Several of the justices on today’s Supreme Court take the fanciful position that inequality can be attacked only by ignoring the race of its victims. Advocates of wealth-based affirmative action embrace this hope. But my books, The Color of Law and Just Action (co-authored with Leah Rothstein), demonstrate that America needs race-specific remedies to redress race-specific crimes.
African Americans today still suffer from the effects of unlawful and unconstitutional public and private policies of the past that were explicitly designed to maintain them in a subordinate status. These policies were so powerful that they continue to keep Black college applicants at a disadvantage. Median Black household wealth is, at most, 13 percent of the white median. This gap is largely attributable to federal policies that, in the 20th century, denied subsidies for homeownership to African Americans.

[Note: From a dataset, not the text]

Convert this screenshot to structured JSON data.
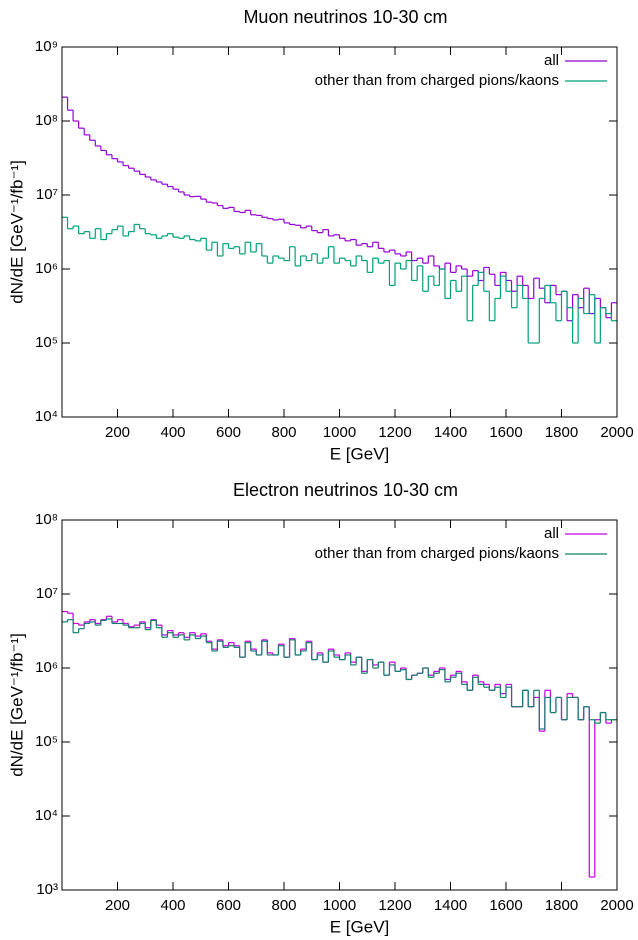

White families, meanwhile, received government support that allowed them to accumulate equity as their homes appreciated in value; much of this equity was then bequeathed to subsequent generations. Hispanic and Asian Americans, as well as members of other groups, were also sometimes disfavored, but public and private discrimination against them was less harsh, diminished much sooner, and was less consistent.
The argument in favor of wealth-based affirmative action was articulated earlier this year in a Slate article by three academics—Peter Dreier, Richard Kahlenberg, and Melvin Oliver. They wrote that by giving preference to students on the basis of their low household wealth rather than their race, colleges and universities can still “preserve important gains in racial diversity.” The authors focus on wealth instead of income, they note, because the racial wealth gap is larger than the racial income gap.
For one of these authors, Kahlenberg, class-based preferences are not a second-best alternative following a potential Court defeat of race-based preferences; he is part of the plaintiff team that challenged the admissions policies of Harvard and the University of North Carolina in the two affirmative-action cases before the Court this term.